Reportedly, more than 50 passengers were waiting to board the plane.
Passengers can miss their flights for various reasons — arriving late at the airport or the flight being overbooked are some of them. But once you have the boarding pass in your hand and are made to board the shuttle bus to be ferried to the aircraft, you can be reasonably confident of getting onto the plane. But that’s not quite what happened with a Go First flight between Bengaluru and Delhi.
On Monday, some passengers booked on a Go First flight from Bengaluru (BLR) to Delhi (DEL) took to social media to report something unusual. As they waited inside a shuttle bus that was taking them to the aircraft assigned for the flight, they learned that it had already departed without them.
Go First flight G8 116 is a scheduled flight between Bengaluru and Delhi with a departure time of 06:20. On Monday, several passengers posted on Twitter, alleging that the plane assigned for the flight left Bengaluru, with more than 50 passengers still in the shuttle bus.
One of the passengers even posted an image of his boarding pass, clearly showing the flight details, including the seat assigned to him. India’s aviation regulator, the DGCA, has asked the airline to provide an explanation for this, with the Indian Express quoting an official as saying,
“We have sought a report from the airline and appropriate action shall be taken afterwards.”
Go First apologizes
The airline responded to one of the tweets, apologizing to the passenger for the inconvenience.
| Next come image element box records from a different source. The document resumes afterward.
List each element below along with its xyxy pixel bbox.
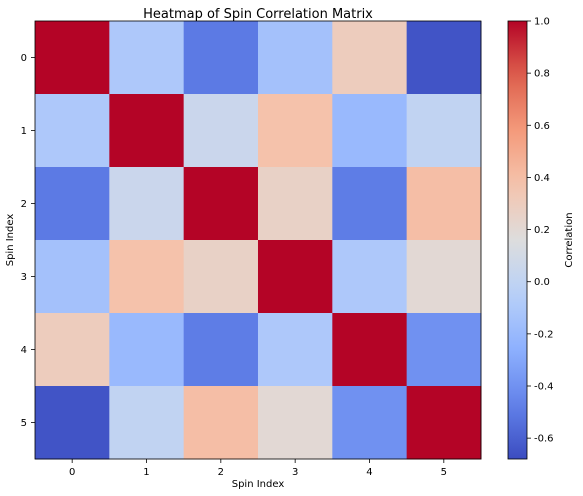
heatmap-cell-3-2: [183, 240, 259, 314]
y-tick-label-4: 4: [21, 345, 27, 356]
heatmap-cell-4-1: [109, 313, 185, 387]
heatmap-cell-0-3: [257, 21, 333, 95]
heatmap-cell-0-4: [332, 21, 408, 95]
heatmap-cell-3-4: [332, 240, 408, 314]
heatmap-cell-3-3: [257, 240, 333, 314]
colorbar-tick-label-4: 0.2: [534, 225, 550, 236]
colorbar-ticks: -0.6 -0.4 -0.2 0.0 0.2 0.4 0.6 0.8 1.0: [527, 17, 554, 445]
heatmap-cell-5-5: [406, 386, 482, 460]
y-tick-label-3: 3: [21, 272, 27, 283]
heatmap-cell-4-4: [332, 313, 408, 387]
heatmap-cell-4-5: [406, 313, 482, 387]
heatmap-cell-0-2: [183, 21, 259, 95]
heatmap-cell-2-3: [257, 167, 333, 241]
x-axis-label: Spin Index: [232, 479, 285, 490]
x-tick-label-2: 2: [218, 467, 224, 478]
y-tick-label-5: 5: [21, 418, 27, 429]
heatmap-cell-2-4: [332, 167, 408, 241]
heatmap-cell-1-5: [406, 94, 482, 168]
colorbar-tick-label-1: -0.4: [534, 382, 554, 393]
heatmap-cell-3-5: [406, 240, 482, 314]
colorbar-label: Correlation: [564, 212, 575, 267]
x-tick-label-3: 3: [292, 467, 298, 478]
y-tick-label-1: 1: [21, 126, 27, 137]
chart-title: Heatmap of Spin Correlation Matrix: [143, 7, 373, 22]
x-tick-label-5: 5: [441, 467, 447, 478]
y-axis-label: Spin Index: [5, 214, 16, 267]
heatmap-cell-1-1: [109, 94, 185, 168]
colorbar-tick-label-5: 0.4: [534, 173, 550, 184]
heatmap-cell-5-3: [257, 386, 333, 460]
heatmap-cell-5-2: [183, 386, 259, 460]
heatmap-cell-2-0: [35, 167, 110, 241]
heatmap-cell-4-2: [183, 313, 259, 387]
heatmap-cell-2-1: [109, 167, 185, 241]
colorbar-tick-label-0: -0.6: [534, 434, 554, 445]
x-tick-label-1: 1: [143, 467, 149, 478]
heatmap-cell-4-3: [257, 313, 333, 387]
heatmap-cell-1-4: [332, 94, 408, 168]
heatmap-cell-2-2: [183, 167, 259, 241]
y-axis-ticks: 0 1 2 3 4 5: [21, 53, 35, 429]
heatmap-cell-1-3: [257, 94, 333, 168]
x-axis-ticks: 0 1 2 3 4 5: [69, 459, 447, 478]
heatmap-cell-1-0: [35, 94, 110, 168]
colorbar: [507, 20, 528, 460]
heatmap-cell-3-1: [109, 240, 185, 314]
heatmap-cell-0-5: [406, 21, 482, 95]
y-tick-label-0: 0: [21, 53, 27, 64]
heatmap-cell-1-2: [183, 94, 259, 168]
heatmap-cell-2-5: [406, 167, 482, 241]
heatmap-cell-5-4: [332, 386, 408, 460]
heatmap-cells: [34, 20, 482, 460]
x-tick-label-0: 0: [69, 467, 75, 478]
heatmap-cell-5-0: [35, 386, 110, 460]
colorbar-tick-label-3: 0.0: [534, 277, 550, 288]
heatmap-cell-0-0: [35, 21, 110, 95]
colorbar-tick-label-6: 0.6: [534, 121, 550, 132]
heatmap-cell-0-1: [109, 21, 185, 95]
heatmap-cell-3-0: [35, 240, 110, 314]
colorbar-tick-label-8: 1.0: [534, 17, 550, 28]
x-tick-label-4: 4: [366, 467, 372, 478]
plot-frame: [34, 20, 482, 460]
colorbar-tick-label-7: 0.8: [534, 69, 550, 80]
heatmap-cell-4-0: [35, 313, 110, 387]
y-tick-label-2: 2: [21, 199, 27, 210]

Another passenger told NDTV that they were also given the option to take an Air India flight later in the morning at 10:00.
While cases of one or two passengers being left behind are not unheard of, a busload of more than 50 passengers not being accounted for like this appears strange. Airlines also perform checks at various stages to ensure that those who have checked in make it to the plane safely. We’ll have to wait for Go First’s official statement to know what happened exactly.
Go First was under the microscope last year due to incidents of passengers arriving at the airport only to find out that their flight did not exist. The DGCA also pulled up the airline and demanded an explanation.
The carrier was also in the news for facing capacity issues after several of its planes were grounded due to a lack of engines and spare parts, which were delayed due to global supply chain problems. But engine maker Pratt & Whitney assured Indian airlines that it will resolve the issue by March this year.
Recently, Go First secured a loan of ₹4 billion (around $49 million) as part of the Indian government’s Emergency Credit Line Guarantee Scheme (ECLGS). The airline will also receive ₹5.1 billion ($61.5 million) from its owners Wadia Group as working capital.